You probably found this article because you searched online for some variation of the headline. That’s not a bad place to start, so good job. A basic Google search offers about as much insight into the stock market’s future movements as supposedly sophisticated number crunching.

The thing is, if I knew the answer to the question in the headline, I wouldn’t make my living as a journalist. Such clairvoyance would make me very rich indeed.

If you are looking to make money in the markets, you should familiarize yourself with what economists call the efficient market hypothesis. Although there are plenty of ways to judge whether stocks seem under- or overvalued, this theory holds that prices always reflect all available information. Even if you think prices are “wrong,” it is impossible to know when they will correct themselves and settle at “fair value.”

A lot of smart people try to time the market, but very few succeed. The vast majority of actively managed stock funds in the US can’t outperform benchmark indexes (paywall), despite professional managers with years of experience and the whizziest systems money can buy feeding them information. Over long periods of time, it generally pays to avoid the fees charged by fancy fund managers and simply park your money in cheap, broad-based index funds.

Let’s say, for argument’s sake, that you think stocks are overvalued and due for a fall. Even if you’re right, timing the correction is a fool’s errand. You can look for clues, though, in the prices of derivatives on stocks, which are based on how risky investors think the stock market will be in the future.

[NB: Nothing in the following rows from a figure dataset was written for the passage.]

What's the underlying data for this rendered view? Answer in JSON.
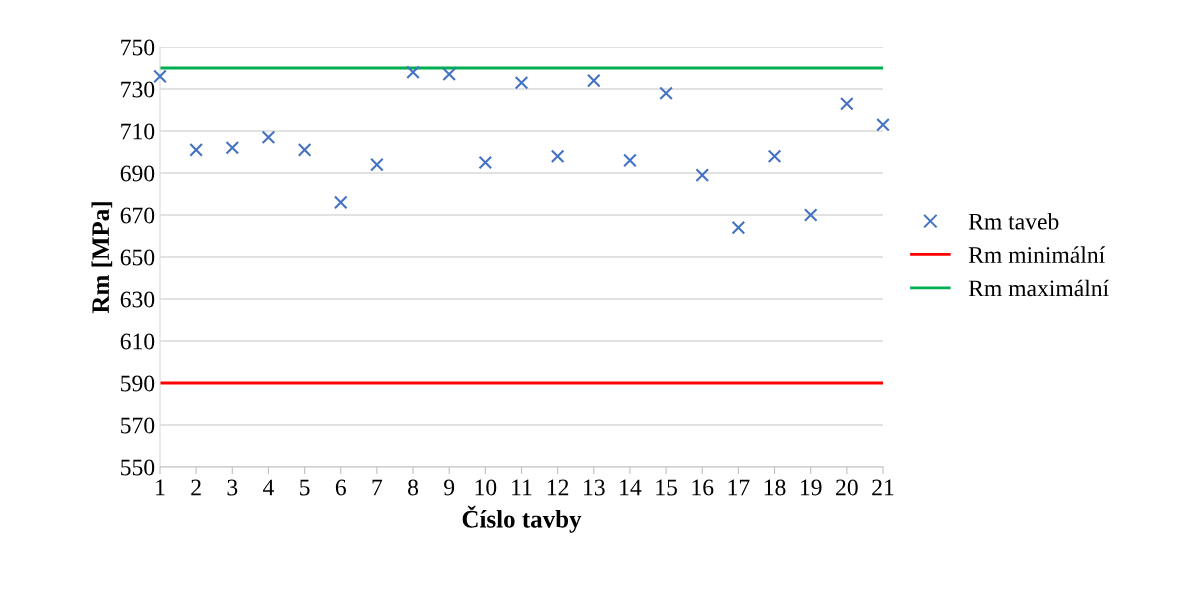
{
  "chart_data": {
    "type": "scatter",
    "xlabel": "Číslo tavby",
    "ylabel": "Rm [MPa]",
    "categories": [
      "1",
      "2",
      "3",
      "4",
      "5",
      "6",
      "7",
      "8",
      "9",
      "10",
      "11",
      "12",
      "13",
      "14",
      "15",
      "16",
      "17",
      "18",
      "19",
      "20",
      "21"
    ],
    "series": [
      {
        "name": "Rm taveb",
        "color": "#4472c4",
        "marker": "cross",
        "values": [
          736,
          701,
          702,
          707,
          701,
          676,
          694,
          738,
          737,
          695,
          733,
          698,
          734,
          696,
          728,
          689,
          664,
          698,
          670,
          723,
          713
        ]
      },
      {
        "name": "Rm minimální",
        "type": "line",
        "color": "#ff0000",
        "marker": "none",
        "line_style": "solid",
        "values": [
          590,
          590,
          590,
          590,
          590,
          590,
          590,
          590,
          590,
          590,
          590,
          590,
          590,
          590,
          590,
          590,
          590,
          590,
          590,
          590,
          590
        ]
      },
      {
        "name": "Rm maximální",
        "type": "line",
        "color": "#00b050",
        "marker": "none",
        "line_style": "solid",
        "values": [
          740,
          740,
          740,
          740,
          740,
          740,
          740,
          740,
          740,
          740,
          740,
          740,
          740,
          740,
          740,
          740,
          740,
          740,
          740,
          740,
          740
        ]
      }
    ],
    "ylim": [
      550,
      750
    ],
    "yticks": [
      550,
      570,
      590,
      610,
      630,
      650,
      670,
      690,
      710,
      730,
      750
    ],
    "grid": "y",
    "legend": "right"
  }
}
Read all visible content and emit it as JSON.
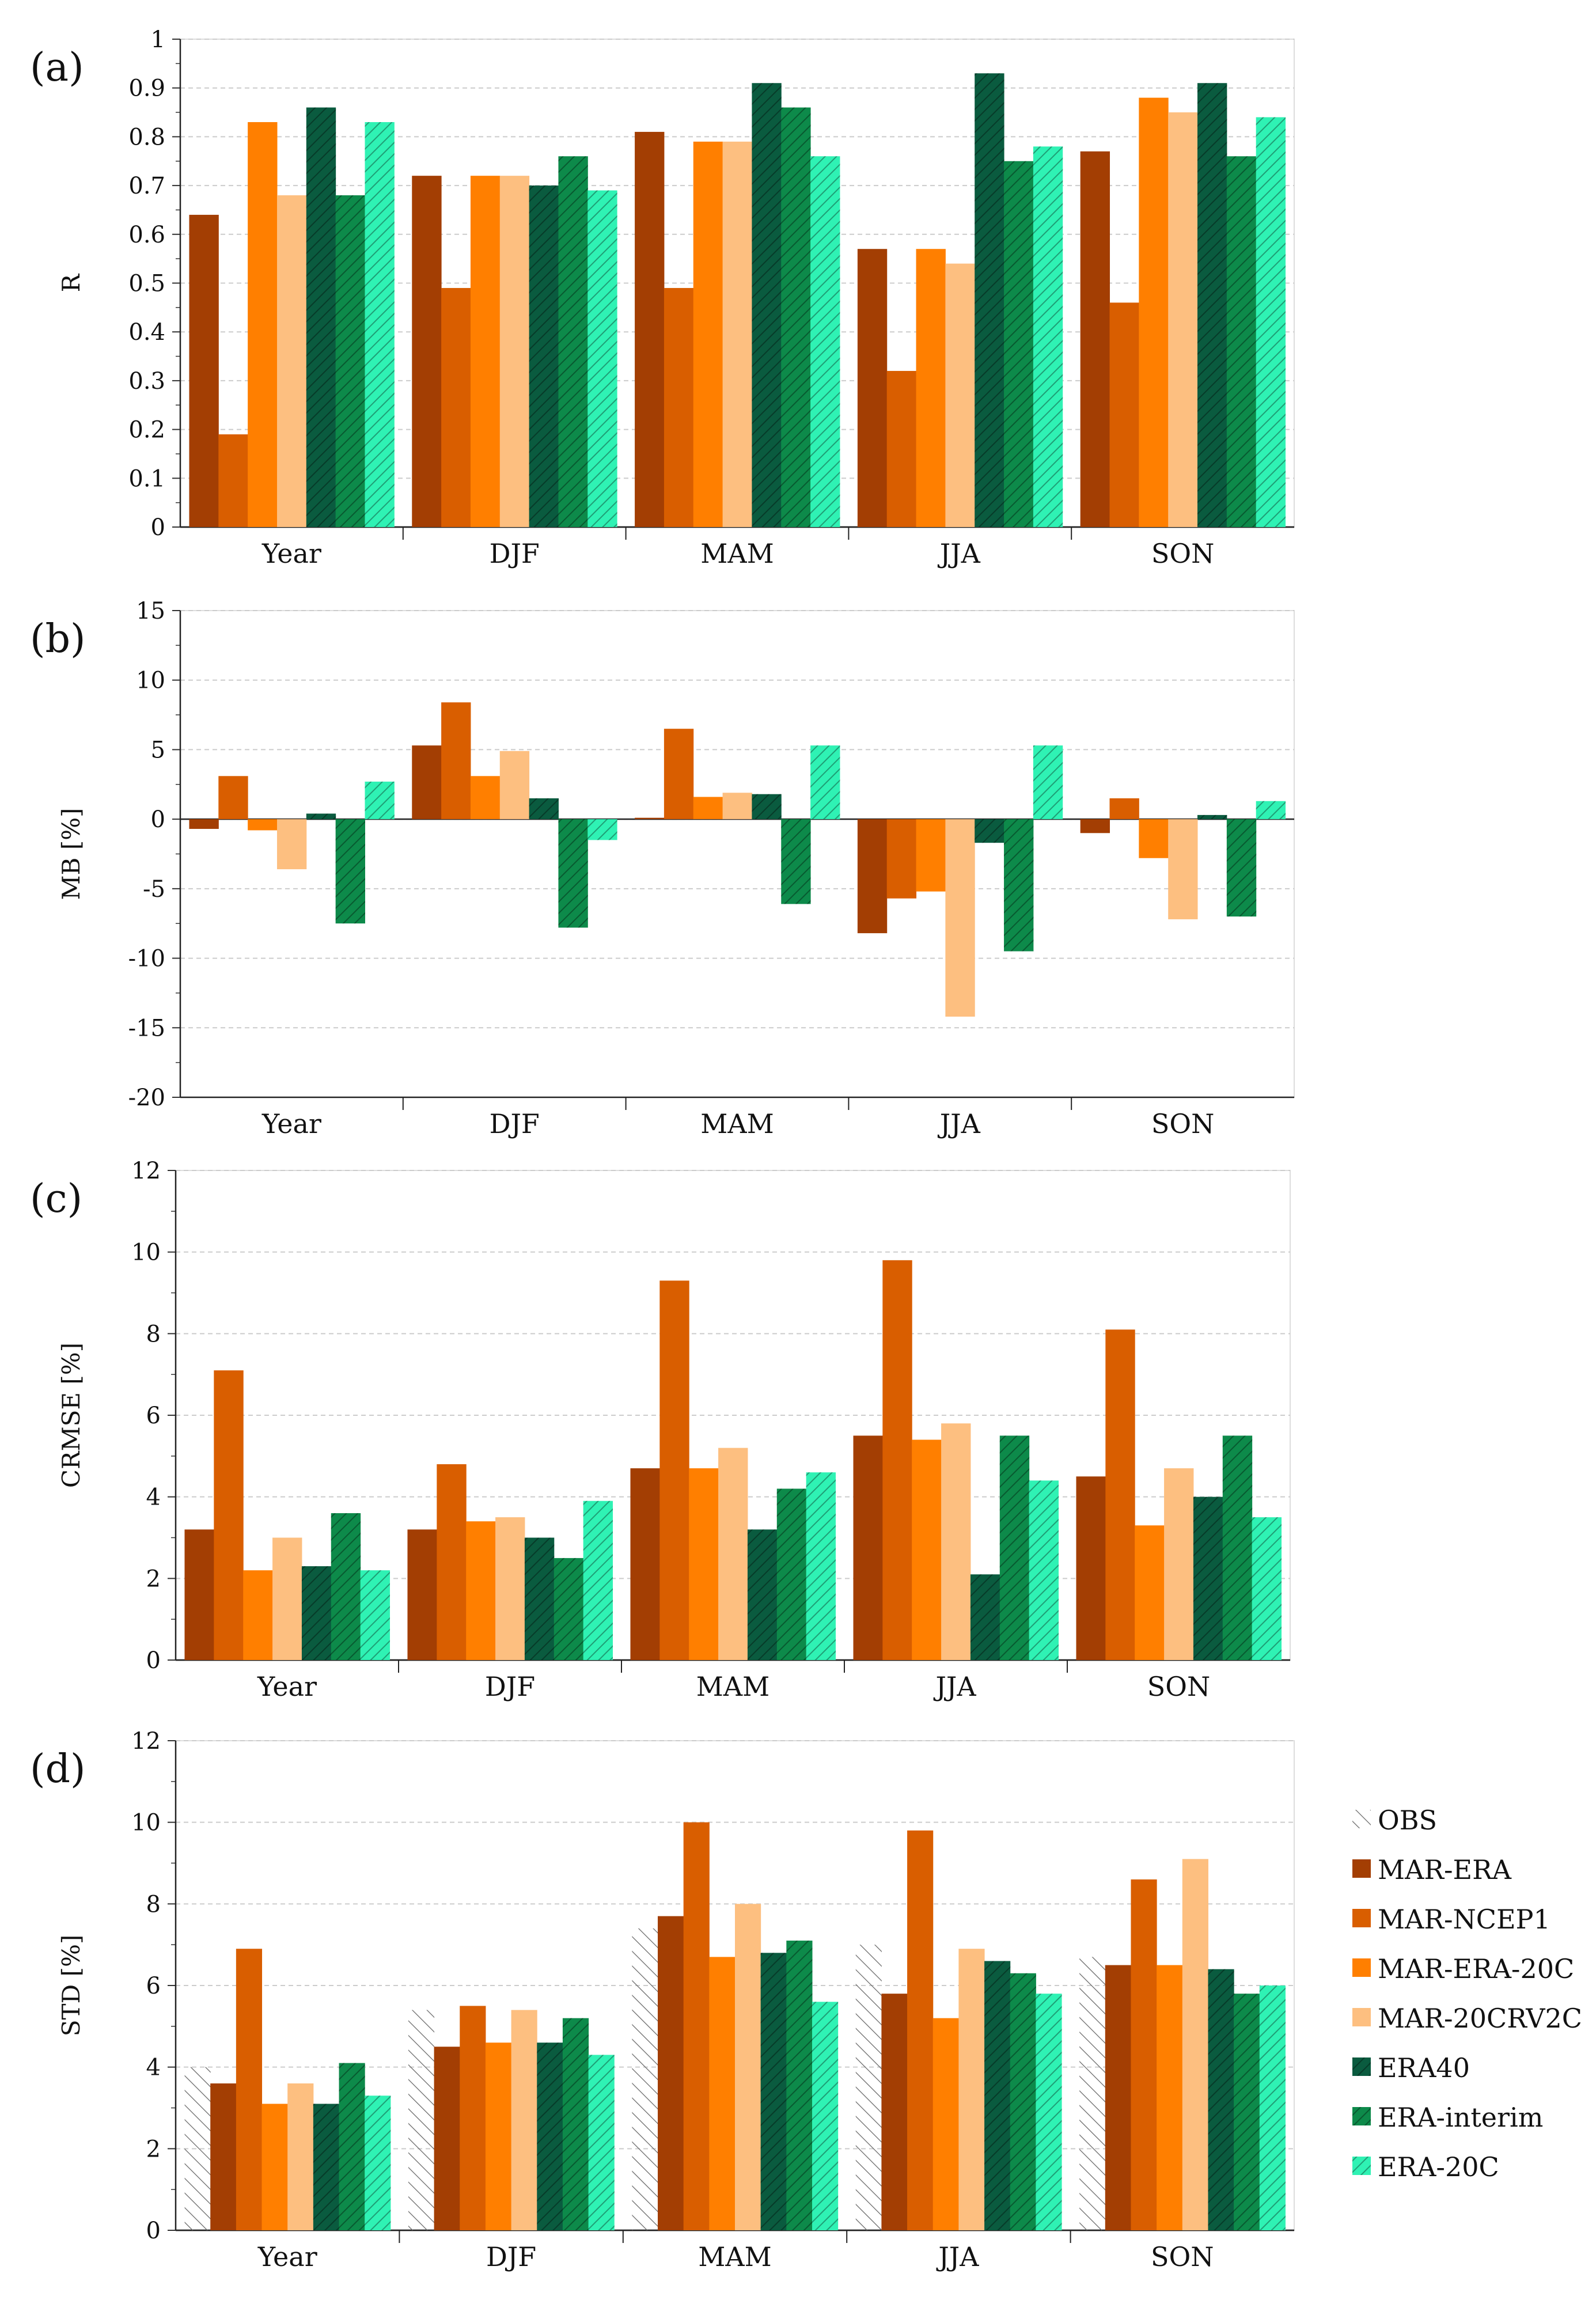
{
  "chart_data": [
    {
      "type": "bar",
      "panel_label": "(a)",
      "ylabel": "R",
      "ylim": [
        0,
        1
      ],
      "yticks": [
        "0",
        "0.1",
        "0.2",
        "0.3",
        "0.4",
        "0.5",
        "0.6",
        "0.7",
        "0.8",
        "0.9",
        "1"
      ],
      "ytick_values": [
        0,
        0.1,
        0.2,
        0.3,
        0.4,
        0.5,
        0.6,
        0.7,
        0.8,
        0.9,
        1
      ],
      "categories": [
        "Year",
        "DJF",
        "MAM",
        "JJA",
        "SON"
      ],
      "series": [
        {
          "name": "MAR-ERA",
          "values": [
            0.64,
            0.72,
            0.81,
            0.57,
            0.77
          ]
        },
        {
          "name": "MAR-NCEP1",
          "values": [
            0.19,
            0.49,
            0.49,
            0.32,
            0.46
          ]
        },
        {
          "name": "MAR-ERA-20C",
          "values": [
            0.83,
            0.72,
            0.79,
            0.57,
            0.88
          ]
        },
        {
          "name": "MAR-20CRV2C",
          "values": [
            0.68,
            0.72,
            0.79,
            0.54,
            0.85
          ]
        },
        {
          "name": "ERA40",
          "values": [
            0.86,
            0.7,
            0.91,
            0.93,
            0.91
          ]
        },
        {
          "name": "ERA-interim",
          "values": [
            0.68,
            0.76,
            0.86,
            0.75,
            0.76
          ]
        },
        {
          "name": "ERA-20C",
          "values": [
            0.83,
            0.69,
            0.76,
            0.78,
            0.84
          ]
        }
      ]
    },
    {
      "type": "bar",
      "panel_label": "(b)",
      "ylabel": "MB [%]",
      "ylim": [
        -20,
        15
      ],
      "yticks": [
        "-20",
        "-15",
        "-10",
        "-5",
        "0",
        "5",
        "10",
        "15"
      ],
      "ytick_values": [
        -20,
        -15,
        -10,
        -5,
        0,
        5,
        10,
        15
      ],
      "categories": [
        "Year",
        "DJF",
        "MAM",
        "JJA",
        "SON"
      ],
      "series": [
        {
          "name": "MAR-ERA",
          "values": [
            -0.7,
            5.3,
            0.1,
            -8.2,
            -1.0
          ]
        },
        {
          "name": "MAR-NCEP1",
          "values": [
            3.1,
            8.4,
            6.5,
            -5.7,
            1.5
          ]
        },
        {
          "name": "MAR-ERA-20C",
          "values": [
            -0.8,
            3.1,
            1.6,
            -5.2,
            -2.8
          ]
        },
        {
          "name": "MAR-20CRV2C",
          "values": [
            -3.6,
            4.9,
            1.9,
            -14.2,
            -7.2
          ]
        },
        {
          "name": "ERA40",
          "values": [
            0.4,
            1.5,
            1.8,
            -1.7,
            0.3
          ]
        },
        {
          "name": "ERA-interim",
          "values": [
            -7.5,
            -7.8,
            -6.1,
            -9.5,
            -7.0
          ]
        },
        {
          "name": "ERA-20C",
          "values": [
            2.7,
            -1.5,
            5.3,
            5.3,
            1.3
          ]
        }
      ]
    },
    {
      "type": "bar",
      "panel_label": "(c)",
      "ylabel": "CRMSE [%]",
      "ylim": [
        0,
        12
      ],
      "yticks": [
        "0",
        "2",
        "4",
        "6",
        "8",
        "10",
        "12"
      ],
      "ytick_values": [
        0,
        2,
        4,
        6,
        8,
        10,
        12
      ],
      "categories": [
        "Year",
        "DJF",
        "MAM",
        "JJA",
        "SON"
      ],
      "series": [
        {
          "name": "MAR-ERA",
          "values": [
            3.2,
            3.2,
            4.7,
            5.5,
            4.5
          ]
        },
        {
          "name": "MAR-NCEP1",
          "values": [
            7.1,
            4.8,
            9.3,
            9.8,
            8.1
          ]
        },
        {
          "name": "MAR-ERA-20C",
          "values": [
            2.2,
            3.4,
            4.7,
            5.4,
            3.3
          ]
        },
        {
          "name": "MAR-20CRV2C",
          "values": [
            3.0,
            3.5,
            5.2,
            5.8,
            4.7
          ]
        },
        {
          "name": "ERA40",
          "values": [
            2.3,
            3.0,
            3.2,
            2.1,
            4.0
          ]
        },
        {
          "name": "ERA-interim",
          "values": [
            3.6,
            2.5,
            4.2,
            5.5,
            5.5
          ]
        },
        {
          "name": "ERA-20C",
          "values": [
            2.2,
            3.9,
            4.6,
            4.4,
            3.5
          ]
        }
      ]
    },
    {
      "type": "bar",
      "panel_label": "(d)",
      "ylabel": "STD [%]",
      "ylim": [
        0,
        12
      ],
      "yticks": [
        "0",
        "2",
        "4",
        "6",
        "8",
        "10",
        "12"
      ],
      "ytick_values": [
        0,
        2,
        4,
        6,
        8,
        10,
        12
      ],
      "categories": [
        "Year",
        "DJF",
        "MAM",
        "JJA",
        "SON"
      ],
      "series": [
        {
          "name": "OBS",
          "values": [
            4.0,
            5.4,
            7.4,
            7.0,
            6.7
          ]
        },
        {
          "name": "MAR-ERA",
          "values": [
            3.6,
            4.5,
            7.7,
            5.8,
            6.5
          ]
        },
        {
          "name": "MAR-NCEP1",
          "values": [
            6.9,
            5.5,
            10.0,
            9.8,
            8.6
          ]
        },
        {
          "name": "MAR-ERA-20C",
          "values": [
            3.1,
            4.6,
            6.7,
            5.2,
            6.5
          ]
        },
        {
          "name": "MAR-20CRV2C",
          "values": [
            3.6,
            5.4,
            8.0,
            6.9,
            9.1
          ]
        },
        {
          "name": "ERA40",
          "values": [
            3.1,
            4.6,
            6.8,
            6.6,
            6.4
          ]
        },
        {
          "name": "ERA-interim",
          "values": [
            4.1,
            5.2,
            7.1,
            6.3,
            5.8
          ]
        },
        {
          "name": "ERA-20C",
          "values": [
            3.3,
            4.3,
            5.6,
            5.8,
            6.0
          ]
        }
      ]
    }
  ],
  "legend": {
    "items": [
      {
        "name": "OBS",
        "color": "#ffffff",
        "pattern": "obs"
      },
      {
        "name": "MAR-ERA",
        "color": "#a33e03",
        "pattern": "none"
      },
      {
        "name": "MAR-NCEP1",
        "color": "#d95e00",
        "pattern": "none"
      },
      {
        "name": "MAR-ERA-20C",
        "color": "#ff7f00",
        "pattern": "none"
      },
      {
        "name": "MAR-20CRV2C",
        "color": "#fdbf80",
        "pattern": "none"
      },
      {
        "name": "ERA40",
        "color": "#0a5b3f",
        "pattern": "hatch"
      },
      {
        "name": "ERA-interim",
        "color": "#0d8a4a",
        "pattern": "hatch"
      },
      {
        "name": "ERA-20C",
        "color": "#2ff2b4",
        "pattern": "hatch"
      }
    ]
  }
}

The VIX index tracks the implied volatility of the US stock market, based on SP 500 options. This won’t tell you what the stock market will do tomorrow, but it can give you some indication of the range stocks are expected to move around in (both up and down). But remember that derivative traders don’t know that much more about the future than you do. Often, they base their expectations for volatility on the past, which is not always a good indicator of the future.

If you are hoping for higher returns over the long term, you should stick with index funds, but go for ones that are weighted toward riskier stocks, like small companies or firms in emerging markets. Generally, the riskier a stock is, the more you can expect it to grow over time. But this comes at a price: higher volatility means that there is also a greater chance that your portfolio will be worth less tomorrow than today.

Generally speaking, there is only one way to beat the market, and that’s take on more risk. If this makes you nervous, then the best advice is to invest in broad market index funds, fight the urge to trade, and get on with your life.